Member of Parliament, Lok Sabha
- In office 1989 - 1991
- Preceded by: Vadde Sobhanadreeswara Rao
- Succeeded by: Vadde Sobhanadreeswara Rao
- Constituency: Vijayawada
- In office 1980 - 1984
- Preceded by: Godey Murahari
- Succeeded by: Vadde Sobhanadreeswara Rao
- Constituency: Vijayawada

Personal details
- Born: 5 June 1934 Vizianagaram, British India
- Died: 18 August 2018 (aged 84) Vijayawada, India
- Party: Indian National Congress
- Spouse: Chennupati Seshagiri Rao
- Relations: G. Samaram (brother) G. Lavanam (brother) Hemalatha Lavanam (sister-in-law)
- Children: 1 son, 3 daughters
- Parent(s): Gora (father) Saraswathi Gora (mother)
- Awards: Jamnalal Bajaj Award (2014)

= Chennupati Vidya =

Indian politician (1934–2018)

Chennupati Vidya (5 June 1934 – 18 August 2018) was an Indian politician and social worker. She was twice elected to the Lok Sabha in 1980 and 1989 from Vijayawada constituency on an Indian National Congress ticket. G. Lavanam and G. Samaram are her brothers.

== Biography ==
She was the daughter of famous atheist Goparaju Ramachandra Rao, better known as Gora, and of his wife Saraswathi. She was born in Vizianagram in today's Andhra Pradesh on 5 June 1934 and was educated at Andhra University, Visakhapatnam. In 1950, she married Chennupati Seshagiri Rao (1921–2008). She had one son and three daughters.

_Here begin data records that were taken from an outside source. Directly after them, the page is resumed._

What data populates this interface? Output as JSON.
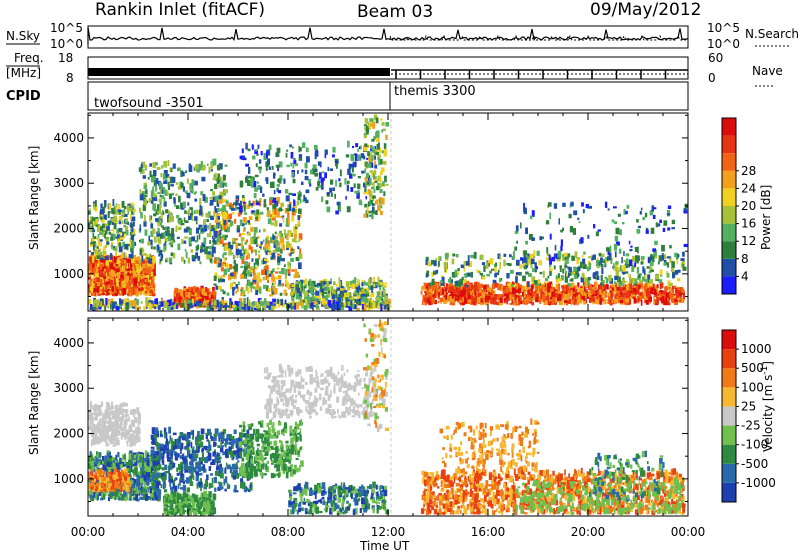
{
  "header": {
    "title": "Rankin Inlet (fitACF)",
    "beam": "Beam 03",
    "date": "09/May/2012"
  },
  "status_panels": {
    "nsky": {
      "label": "N.Sky",
      "ticks": [
        "10^5",
        "10^0"
      ],
      "right_label": "N.Search",
      "right_ticks": [
        "10^5",
        "10^0"
      ]
    },
    "freq": {
      "label_line1": "Freq.",
      "label_line2": "[MHz]",
      "ticks": [
        "18",
        "8"
      ],
      "right_label": "Nave",
      "right_ticks": [
        "60",
        "0"
      ]
    },
    "cpid": {
      "label": "CPID",
      "programs": [
        {
          "name": "twofsound",
          "id": "-3501",
          "start": 0.0,
          "end": 12.0
        },
        {
          "name": "themis",
          "id": "3300",
          "start": 12.0,
          "end": 24.0
        }
      ]
    }
  },
  "chart_data": [
    {
      "type": "heatmap",
      "panel": "power",
      "ylabel": "Slant Range [km]",
      "y_ticks": [
        1000,
        2000,
        3000,
        4000
      ],
      "ylim": [
        180,
        4550
      ],
      "xlabel": "Time UT",
      "x_ticks": [
        "00:00",
        "04:00",
        "08:00",
        "12:00",
        "16:00",
        "20:00",
        "00:00"
      ],
      "xlim": [
        0,
        24
      ],
      "colorbar": {
        "label": "Power [dB]",
        "ticks": [
          4,
          8,
          12,
          16,
          20,
          24,
          28
        ],
        "colors": [
          "#1c1cff",
          "#1f4fa8",
          "#2e7f3c",
          "#52b060",
          "#a7c238",
          "#f0d020",
          "#f5a01c",
          "#f06414",
          "#e83214",
          "#dc0c0c"
        ]
      }
    },
    {
      "type": "heatmap",
      "panel": "velocity",
      "ylabel": "Slant Range [km]",
      "y_ticks": [
        1000,
        2000,
        3000,
        4000
      ],
      "ylim": [
        180,
        4550
      ],
      "xlabel": "Time UT",
      "x_ticks": [
        "00:00",
        "04:00",
        "08:00",
        "12:00",
        "16:00",
        "20:00",
        "00:00"
      ],
      "xlim": [
        0,
        24
      ],
      "colorbar": {
        "label": "Velocity [m s^-1]",
        "ticks": [
          "1000",
          "500",
          "100",
          "25",
          "-25",
          "-100",
          "-500",
          "-1000"
        ],
        "colors": [
          "#1e3fb0",
          "#2a6aaa",
          "#2e8a40",
          "#70c050",
          "#c8c8c8",
          "#f5b830",
          "#f07a18",
          "#e84010",
          "#dc0c0c"
        ]
      }
    }
  ]
}
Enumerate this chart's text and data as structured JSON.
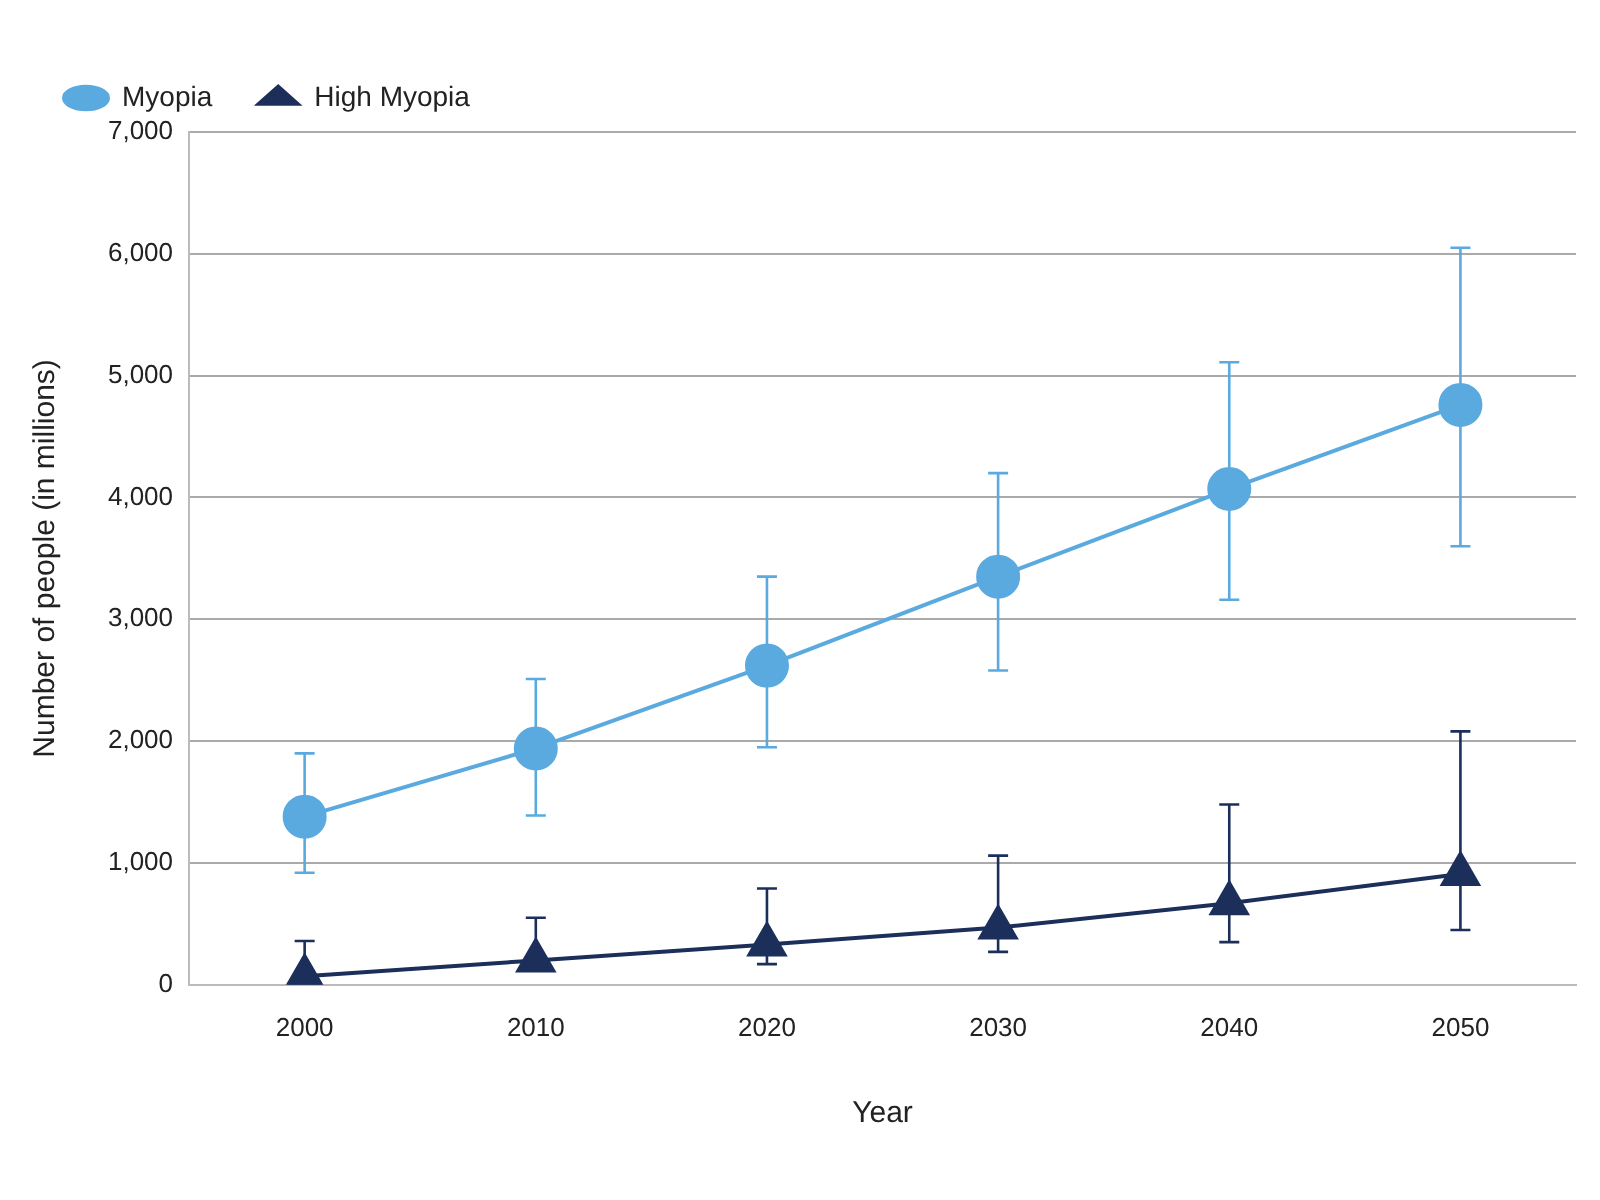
{
  "chart_data": {
    "type": "line",
    "xlabel": "Year",
    "ylabel": "Number of people (in millions)",
    "categories": [
      "2000",
      "2010",
      "2020",
      "2030",
      "2040",
      "2050"
    ],
    "series": [
      {
        "name": "Myopia",
        "color": "#5aaae0",
        "marker": "circle",
        "values": [
          1380,
          1940,
          2620,
          3350,
          4070,
          4760
        ],
        "errors": [
          [
            920,
            1900
          ],
          [
            1390,
            2510
          ],
          [
            1950,
            3350
          ],
          [
            2580,
            4200
          ],
          [
            3160,
            5110
          ],
          [
            3600,
            6050
          ]
        ]
      },
      {
        "name": "High Myopia",
        "color": "#1b2f5a",
        "marker": "triangle",
        "values": [
          70,
          200,
          330,
          470,
          670,
          910
        ],
        "errors": [
          [
            20,
            360
          ],
          [
            130,
            550
          ],
          [
            170,
            790
          ],
          [
            270,
            1060
          ],
          [
            350,
            1480
          ],
          [
            450,
            2080
          ]
        ]
      }
    ],
    "ylim": [
      0,
      7000
    ],
    "yticks": [
      {
        "value": 0,
        "label": "0"
      },
      {
        "value": 1000,
        "label": "1,000"
      },
      {
        "value": 2000,
        "label": "2,000"
      },
      {
        "value": 3000,
        "label": "3,000"
      },
      {
        "value": 4000,
        "label": "4,000"
      },
      {
        "value": 5000,
        "label": "5,000"
      },
      {
        "value": 6000,
        "label": "6,000"
      },
      {
        "value": 7000,
        "label": "7,000"
      }
    ],
    "grid": "y",
    "legend": "top left",
    "line_style": "solid"
  }
}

From 1969 she was the president of the Vasavya Mahila Mandali, an NGO dedicated to the empowerment of women and children in Andhra Pradesh.

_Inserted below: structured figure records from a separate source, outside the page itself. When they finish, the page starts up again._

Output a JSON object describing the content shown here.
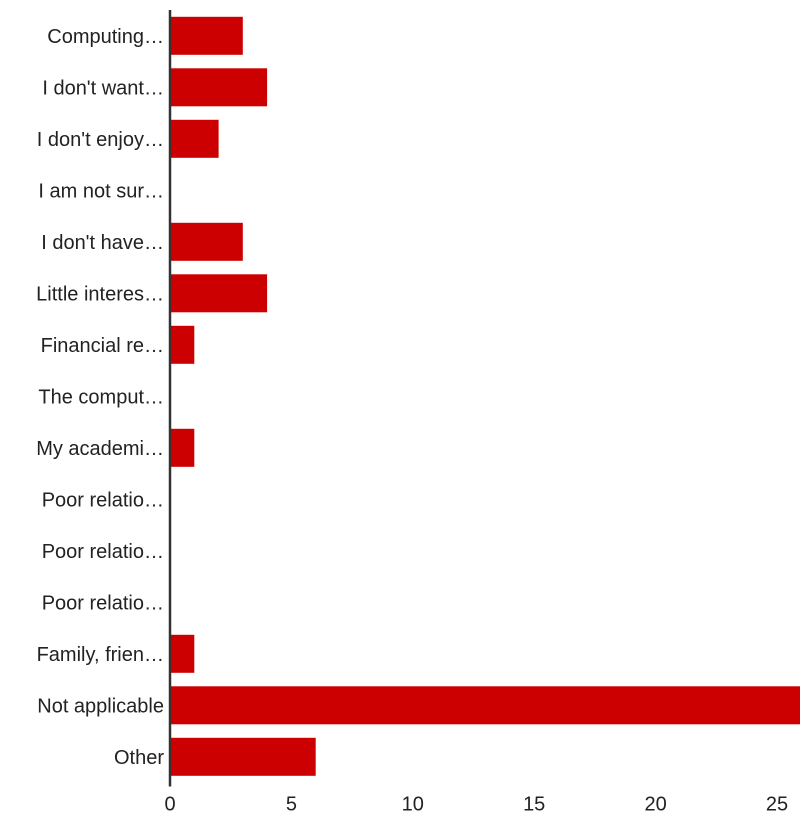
{
  "chart_data": {
    "type": "bar",
    "orientation": "horizontal",
    "title": "",
    "xlabel": "",
    "ylabel": "",
    "categories": [
      "Computing…",
      "I don't want…",
      "I don't enjoy…",
      "I am not sur…",
      "I don't have…",
      "Little interes…",
      "Financial re…",
      "The comput…",
      "My academi…",
      "Poor relatio…",
      "Poor relatio…",
      "Poor relatio…",
      "Family, frien…",
      "Not applicable",
      "Other"
    ],
    "values": [
      3,
      4,
      2,
      0,
      3,
      4,
      1,
      0,
      1,
      0,
      0,
      0,
      1,
      26,
      6
    ],
    "xlim": [
      0,
      25
    ],
    "xticks": [
      0,
      5,
      10,
      15,
      20,
      25
    ],
    "grid": false,
    "legend": "none",
    "bar_color": "#cc0000",
    "axis_color": "#333333",
    "text_color": "#222222"
  }
}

She was elected to the 7th Lok Sabha in 1980 from Vijayawada constituency on an Indian National Congress ticket. She was reelected in 1989 to the 9th Lok Sabha from the same constituency.

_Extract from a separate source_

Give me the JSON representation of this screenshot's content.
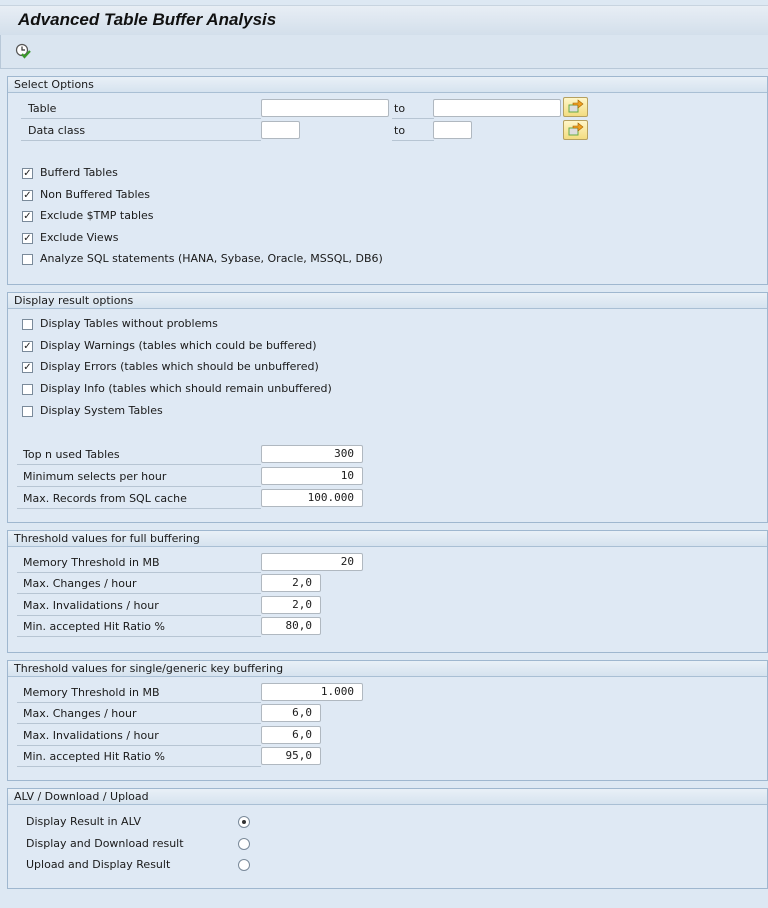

She was President of Andhra Pradesh Kho-kho Association and associated with Rotary Movement and Lions Club.

She died in Vijayawada on 18 August 2018.

==Awards and recognition==
- 2014: Jamnalal Bajaj Award under "Development and welfare of women and children" category.
- Aadarsa Manya Mahila (Ideal Woman) in the Telugu Book of Record.